GBV referral pathways should be updated to reflect care facilities’ availability, and mechanisms to inform communities and service providers [25]. Updates in service directories are needed, and dissemination of this information regularly among strategic networks should be conducted. Collaborations between the health sector and organizations involved in anti-GBV initiatives are needed during emergencies, to provide services effectively and to strengthen referral pathways in accordance with COVID-19 mitigation measures. Updates to referral pathways are important to prevent overwhelming tertiary hospitals [27].


Our review has several of limitations which we acknowledge. First, the peer-reviewed and grey literature on COVID-19 is rapidly growing. Through our search we may have missed more recent peer-reviewed publications, or pertinent grey literature that are not posted on publicly available websites or other media. Second, we applied a particular analytical lens to interpreting the findings. While we believe that an intersectionality lens is the most pertinent in addressing the synergistic impact of GBV and racism on women during the COVID-19 pandemic, other researchers may arrive at other interpretations, depending on their theoretical and analytical lens. Third, due to word limitation in journal submission, we did not elaborate on all the literature that we located as part of our synthesis review. We invite interested readers to access our publicly available rapid synthesis findings at Finally, our review methodology followed a particular rapid synthesis approach. We did not engage in a full scoping review or a systematic review. However, we believe the Cochrane Rapid Reviews method is well recognized, with detailed steps that allow for repeat of a review for verification purposes by other researchers.
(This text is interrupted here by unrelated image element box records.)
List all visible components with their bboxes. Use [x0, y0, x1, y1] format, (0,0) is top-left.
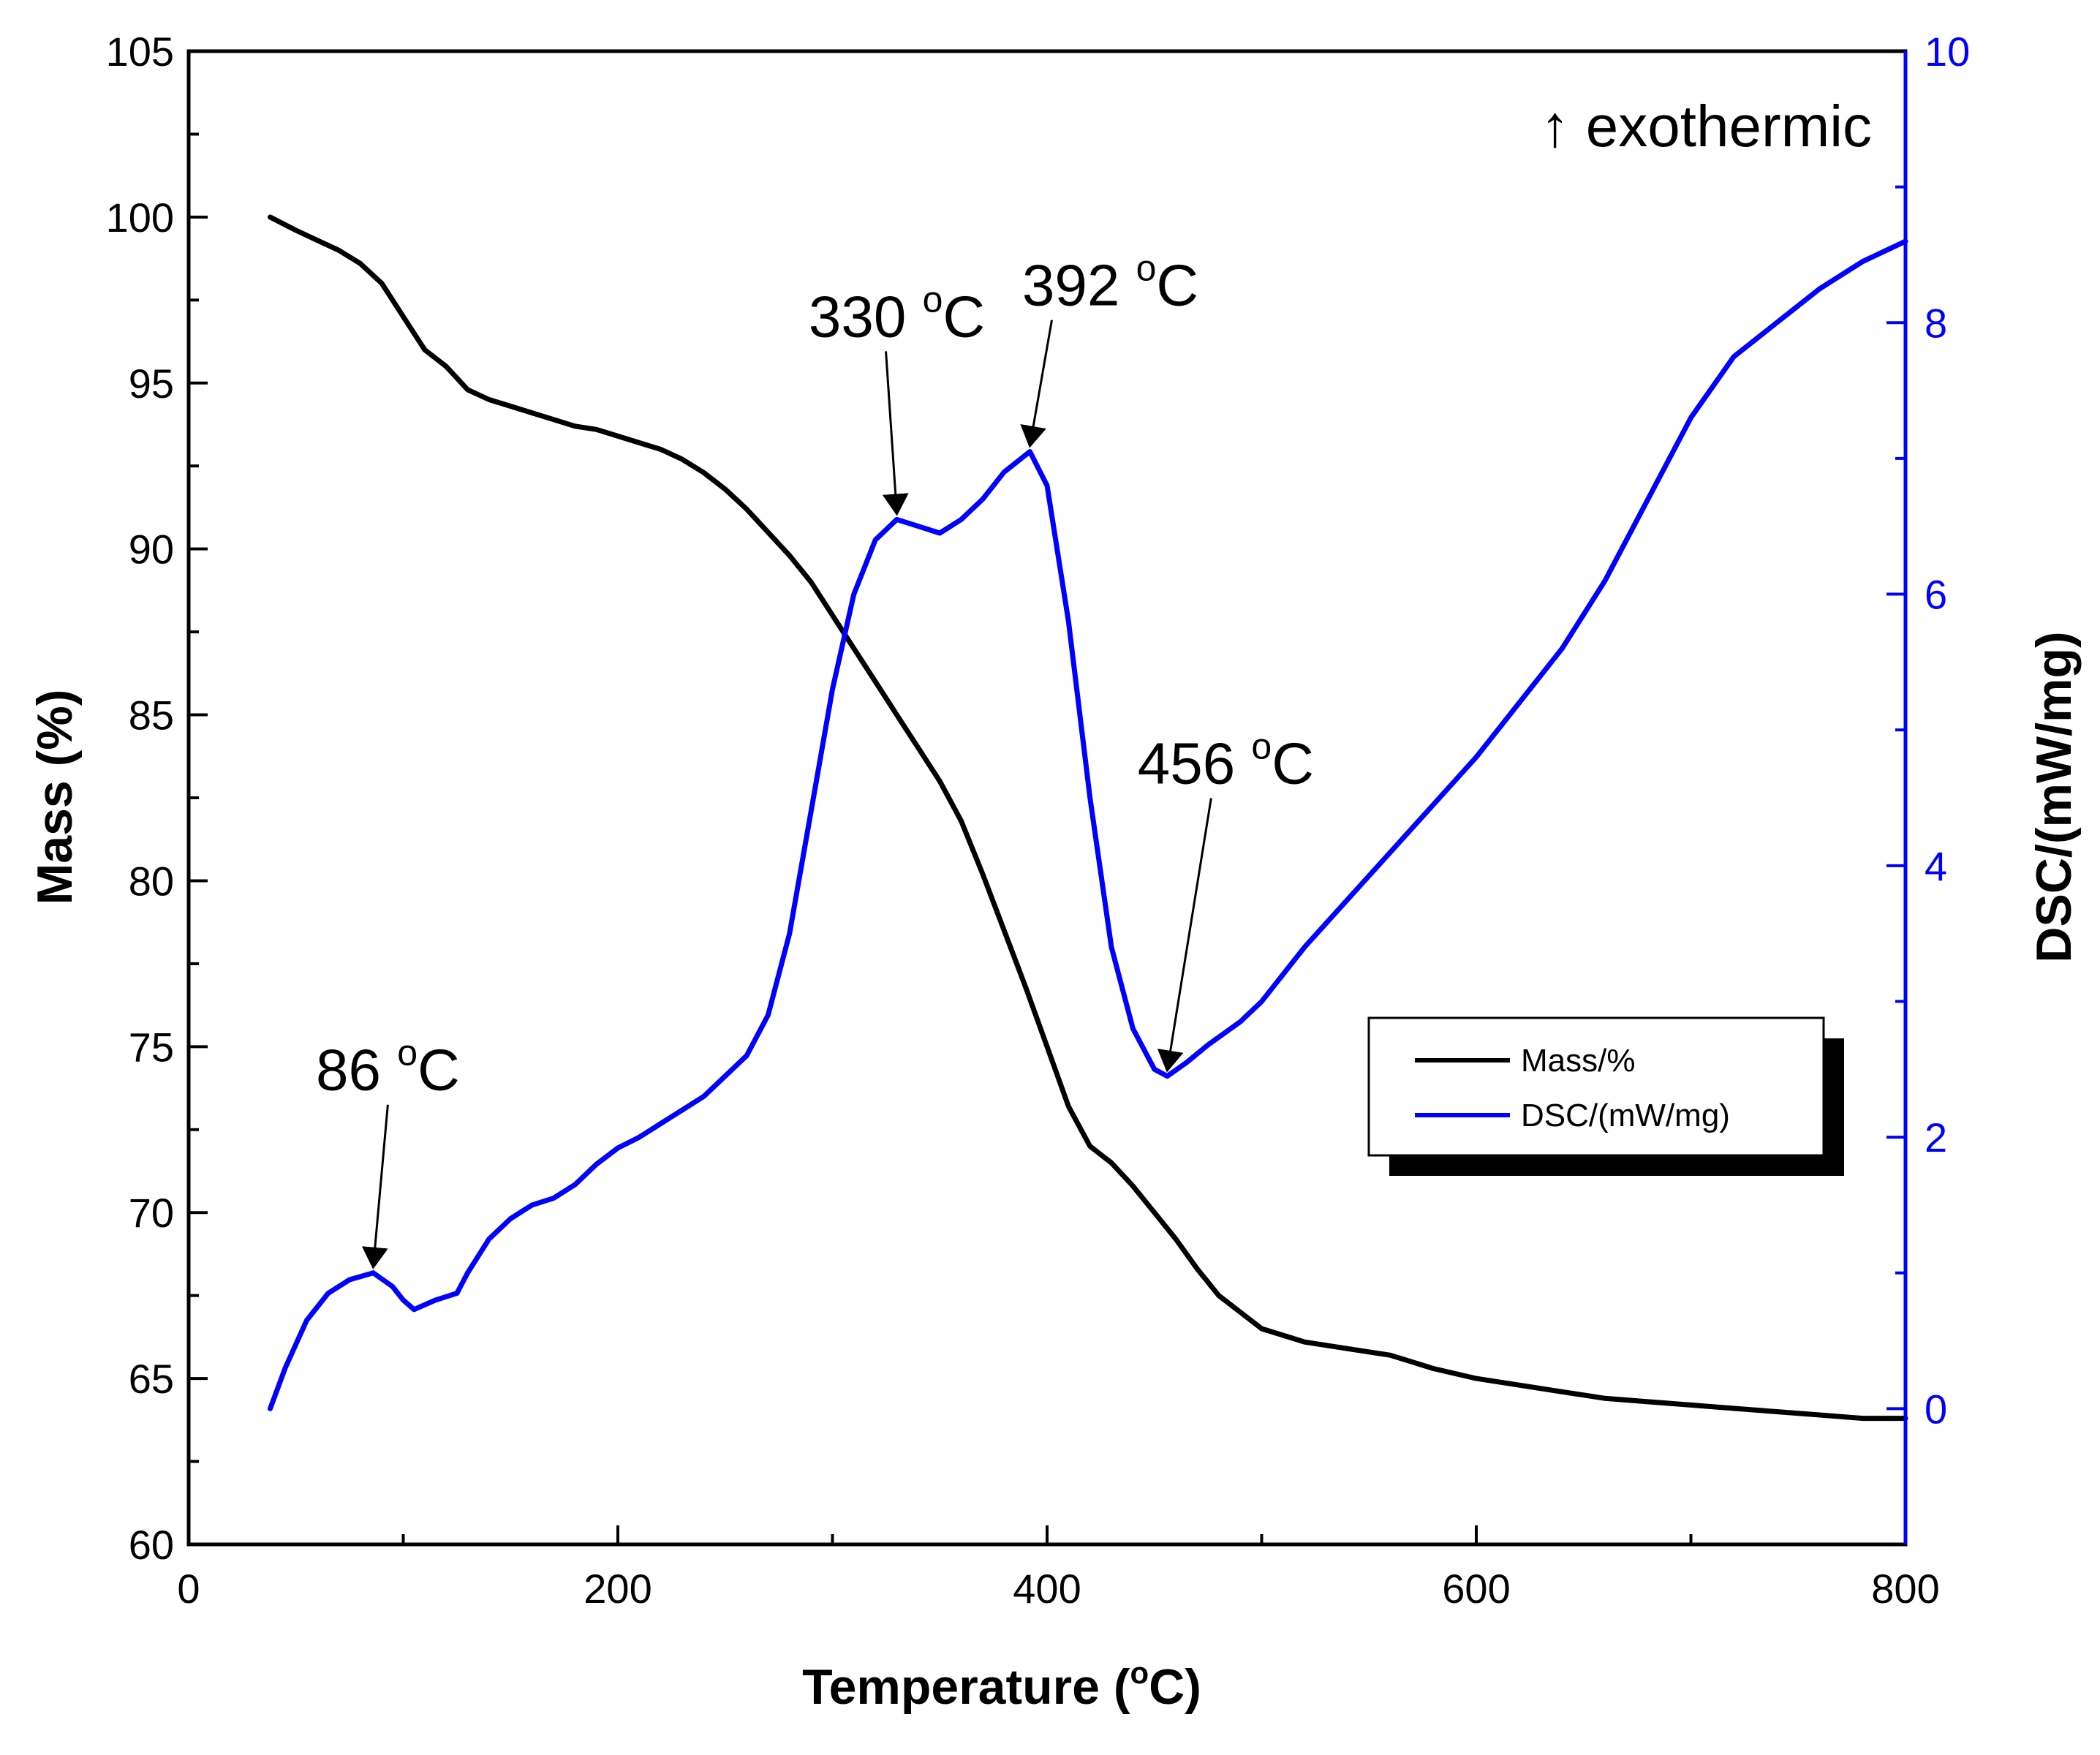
annotation-label: 392 oC: [1022, 248, 1198, 318]
annotation-unit: C: [1272, 731, 1314, 796]
annotation-value: 392: [1022, 253, 1136, 318]
x-tick-label: 0: [177, 1566, 200, 1612]
legend: Mass/% DSC/(mW/mg): [1367, 1016, 1844, 1176]
annotation-label: 86 oC: [316, 1033, 460, 1103]
y-right-tick-label: 10: [1925, 29, 1970, 75]
x-axis-title-main: Temperature (: [802, 1659, 1130, 1715]
annotation-unit: C: [1156, 253, 1198, 318]
annotation-arrow: [1157, 798, 1212, 1073]
legend-mass-label: Mass/%: [1521, 1043, 1635, 1079]
y-right-axis-title: DSC/(mW/mg): [2026, 631, 2082, 962]
y-left-tick-label: 60: [129, 1522, 174, 1568]
annotation-degree: o: [1251, 726, 1272, 767]
annotation-arrow: [361, 1104, 389, 1269]
x-tick-label: 200: [583, 1566, 651, 1612]
annotation-degree: o: [923, 279, 943, 320]
y-left-tick-label: 100: [106, 195, 174, 241]
y-right-tick-label: 6: [1925, 572, 1947, 618]
annotation-value: 330: [809, 284, 923, 349]
series-layer: [268, 214, 1908, 1422]
y-left-tick-label: 80: [129, 858, 174, 904]
y-left-tick-label: 85: [129, 692, 174, 739]
y-left-tick-label: 65: [129, 1356, 174, 1402]
y-left-tick-label: 90: [129, 526, 174, 573]
annotation-value: 86: [316, 1038, 397, 1103]
x-tick-label: 600: [1442, 1566, 1510, 1612]
legend-box: [1367, 1016, 1825, 1157]
dsc-series-line: [268, 238, 1908, 1411]
y-left-tick-label: 95: [129, 361, 174, 407]
x-tick-label: 400: [1013, 1566, 1081, 1612]
tick-labels: 0 200 400 600 800 60 65 70 75 80 85 90 95 100 105 0 2 4 6 8…: [106, 29, 1971, 1612]
x-tick-label: 800: [1871, 1566, 1939, 1612]
y-left-tick-label: 75: [129, 1024, 174, 1070]
y-left-tick-label: 105: [106, 29, 174, 75]
annotation-arrow: [882, 351, 909, 516]
y-right-tick-label: 8: [1925, 300, 1947, 346]
x-axis-title-sup: o: [1130, 1656, 1149, 1690]
annotation-arrow: [1020, 320, 1053, 448]
x-axis-title: Temperature (oC): [802, 1656, 1201, 1715]
y-left-axis-title: Mass (%): [27, 690, 83, 905]
annotation-label: 456 oC: [1138, 726, 1314, 796]
exothermic-note: ↑ exothermic: [1541, 94, 1872, 159]
annotation-unit: C: [943, 284, 985, 349]
y-left-tick-label: 70: [129, 1190, 174, 1236]
annotation-label: 330 oC: [809, 279, 985, 349]
annotation-unit: C: [418, 1038, 460, 1103]
legend-dsc-label: DSC/(mW/mg): [1521, 1098, 1730, 1133]
annotation-degree: o: [1136, 248, 1157, 289]
y-right-tick-label: 0: [1925, 1386, 1947, 1432]
annotation-value: 456: [1138, 731, 1252, 796]
annotation-degree: o: [397, 1033, 418, 1073]
y-right-tick-label: 4: [1925, 843, 1947, 889]
mass-series-line: [268, 214, 1908, 1422]
x-axis-title-unit: C): [1149, 1659, 1201, 1715]
y-right-tick-label: 2: [1925, 1114, 1947, 1160]
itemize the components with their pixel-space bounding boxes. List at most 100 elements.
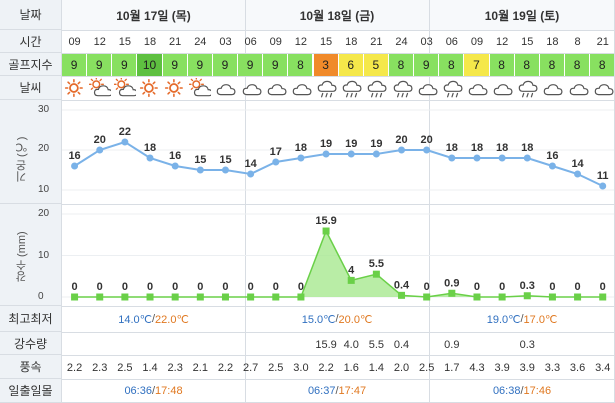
rain-point (574, 293, 582, 301)
temp-data-label: 19 (320, 138, 332, 150)
rainfall-cell (414, 334, 439, 355)
golf-index-cell: 9 (187, 54, 213, 76)
time-cell: 03 (420, 36, 433, 48)
rain-data-label: 0 (575, 281, 581, 293)
temp-data-label: 18 (496, 142, 508, 154)
wind-cell: 2.5 (268, 362, 284, 374)
temp-point (599, 182, 607, 190)
temp-point (221, 166, 229, 174)
rain-data-label: 5.5 (369, 258, 384, 270)
temp-point (196, 166, 204, 174)
rain-point (423, 293, 431, 301)
wind-cell: 2.5 (117, 362, 133, 374)
date-label: 날짜 (0, 0, 62, 30)
cloud-icon (418, 84, 438, 96)
rainfall-cell: 0.9 (444, 338, 460, 351)
day-1-sun: 06:36/17:48 (124, 385, 183, 397)
day-2-sunrise: 06:37 (307, 385, 336, 397)
temp-point (523, 154, 531, 162)
wind-cell: 3.4 (595, 362, 611, 374)
date-header-bar (62, 0, 615, 30)
cloud-icon (242, 84, 262, 96)
time-cell: 21 (596, 36, 609, 48)
rain-point (272, 293, 280, 301)
temp-point (574, 170, 582, 178)
cloud-icon (468, 84, 488, 96)
cloud-icon (594, 84, 614, 96)
temp-label-cell (0, 100, 62, 204)
cloud-icon (217, 84, 236, 96)
temp-point (372, 150, 380, 158)
rain-data-label: 0 (97, 281, 103, 293)
golf-index-cell: 9 (162, 54, 188, 76)
wind-cell: 1.4 (142, 362, 158, 374)
wind-cell: 2.1 (192, 362, 208, 374)
rain-point (146, 293, 154, 301)
golf-index-cell: 8 (439, 54, 465, 76)
day-3-sunrise: 06:38 (492, 385, 521, 397)
temp-data-label: 18 (144, 142, 156, 154)
temp-data-label: 20 (395, 134, 407, 146)
rain-data-label: 4 (348, 264, 355, 276)
rain-point (372, 270, 380, 278)
rain-data-label: 0.4 (394, 279, 410, 291)
rain-series-line (74, 229, 603, 298)
rain-point (297, 293, 305, 301)
rain-label-cell (0, 204, 62, 306)
day-1-minmax: 14.0℃/22.0℃ (118, 313, 189, 326)
temp-point (473, 154, 481, 162)
rainfall-cell (590, 334, 615, 355)
rain-axis-title: 강수 (mm) (16, 231, 28, 282)
golf-index-cell: 9 (414, 54, 440, 76)
rain-icon (368, 80, 387, 98)
temp-point (423, 146, 431, 154)
temp-point (96, 146, 104, 154)
temp-ytick: 10 (38, 184, 50, 195)
rainfall-cell (238, 334, 263, 355)
temp-point (297, 154, 305, 162)
rain-point (71, 293, 79, 301)
temp-data-label: 18 (446, 142, 458, 154)
golf-index-cell: 9 (87, 54, 113, 76)
time-cell: 06 (445, 36, 458, 48)
temp-data-label: 16 (68, 150, 80, 162)
rain-data-label: 0 (222, 281, 228, 293)
wind-cell: 2.0 (393, 362, 410, 374)
rain-data-label: 0 (122, 281, 128, 293)
temp-data-label: 16 (546, 150, 558, 162)
golf-index-cell: 8 (288, 54, 314, 76)
golf-index-cell: 9 (212, 54, 239, 76)
time-cell: 09 (470, 36, 484, 48)
rainfall-cell (263, 334, 288, 355)
rain-data-label: 0 (424, 281, 430, 293)
temp-data-label: 11 (597, 170, 609, 182)
day-3-sun: 06:38/17:46 (492, 385, 552, 397)
temp-point (322, 150, 330, 158)
wind-cell: 3.3 (544, 362, 561, 374)
rainfall-cell (464, 334, 489, 355)
rain-data-label: 0 (273, 281, 279, 293)
day-2-sun: 06:37/17:47 (307, 385, 367, 397)
rain-point (448, 289, 456, 297)
day-2-header: 10월 18일 (금) (299, 8, 375, 23)
wind-cell: 1.7 (444, 362, 460, 374)
golf-index-cell: 5 (363, 54, 389, 76)
time-cell: 24 (395, 36, 408, 48)
rain-point (473, 293, 481, 301)
rain-point (196, 293, 204, 301)
day-3-minmax: 19.0℃/17.0℃ (486, 313, 558, 326)
day-3-header: 10월 19일 (토) (484, 8, 560, 23)
time-cell: 18 (345, 36, 358, 48)
temp-point (121, 138, 129, 146)
temperature-chart: 16 20 22 18 16 15 15 14 17 18 19 19 19 20 20 18 18 18 18 16… (62, 109, 615, 191)
golf-index-cell: 9 (62, 54, 88, 76)
golf-index-cell: 8 (539, 54, 565, 76)
wind-cell: 3.9 (519, 362, 535, 374)
golf-index-cell: 6 (338, 54, 364, 76)
wind-cell: 4.3 (469, 362, 485, 374)
rain-data-label: 0 (248, 281, 254, 293)
rain-data-label: 0 (72, 281, 78, 293)
rain-data-label: 0 (474, 281, 480, 293)
temp-data-label: 15 (219, 154, 231, 166)
temp-data-label: 19 (370, 138, 382, 150)
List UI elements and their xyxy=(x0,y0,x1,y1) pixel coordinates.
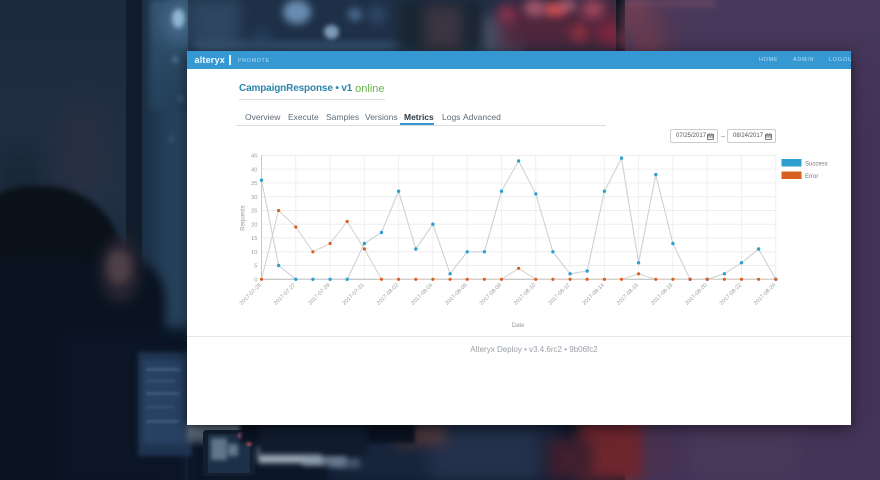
svg-text:Success: Success xyxy=(805,162,828,168)
svg-text:2017-08-24: 2017-08-24 xyxy=(753,282,777,306)
svg-text:2017-08-12: 2017-08-12 xyxy=(547,282,571,306)
svg-text:2017-08-22: 2017-08-22 xyxy=(719,282,743,306)
svg-text:5: 5 xyxy=(254,264,257,270)
svg-text:25: 25 xyxy=(251,209,257,215)
svg-text:15: 15 xyxy=(251,236,257,242)
svg-text:40: 40 xyxy=(251,167,257,173)
svg-text:Requests: Requests xyxy=(241,205,247,230)
svg-text:Error: Error xyxy=(805,174,818,180)
svg-text:2017-08-18: 2017-08-18 xyxy=(650,282,674,306)
svg-text:2017-08-08: 2017-08-08 xyxy=(479,282,503,306)
svg-text:2017-07-27: 2017-07-27 xyxy=(273,282,297,306)
svg-text:2017-08-04: 2017-08-04 xyxy=(410,282,434,306)
svg-text:2017-08-14: 2017-08-14 xyxy=(582,282,606,306)
svg-text:30: 30 xyxy=(251,195,257,201)
svg-text:2017-08-16: 2017-08-16 xyxy=(616,282,640,306)
svg-text:45: 45 xyxy=(251,154,257,160)
svg-text:20: 20 xyxy=(251,222,257,228)
svg-text:10: 10 xyxy=(251,250,257,256)
svg-text:0: 0 xyxy=(254,278,257,284)
svg-text:2017-08-20: 2017-08-20 xyxy=(684,282,708,306)
svg-text:35: 35 xyxy=(251,181,257,187)
svg-text:2017-07-25: 2017-07-25 xyxy=(239,282,263,306)
svg-text:2017-08-02: 2017-08-02 xyxy=(376,282,400,306)
svg-text:2017-08-06: 2017-08-06 xyxy=(444,282,468,306)
svg-text:2017-07-29: 2017-07-29 xyxy=(307,282,331,306)
svg-text:Date: Date xyxy=(512,323,525,329)
svg-text:2017-08-10: 2017-08-10 xyxy=(513,282,537,306)
svg-text:2017-07-31: 2017-07-31 xyxy=(342,282,366,306)
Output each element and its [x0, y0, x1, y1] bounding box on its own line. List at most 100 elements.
The experiences of racialized women highlight the differentiated risks, marginalization, social injustices, and inequalities they face, which have been always present, but have compounded in the context of the current COVID-19 pandemic. Drawing from a rapid synthesis of literature, we argue that racialized women are experiencing a 2020 Syndemic: a convergence of COVID-19, gender-based violence, and racism pandemics, placing their wellbeing at a disproportionate risk. We underscore the need to collect disaggregated data and provide recommendations taking into consideration the particular social determinants of mental health of racialized women and girls who have experienced violence during the pandemic.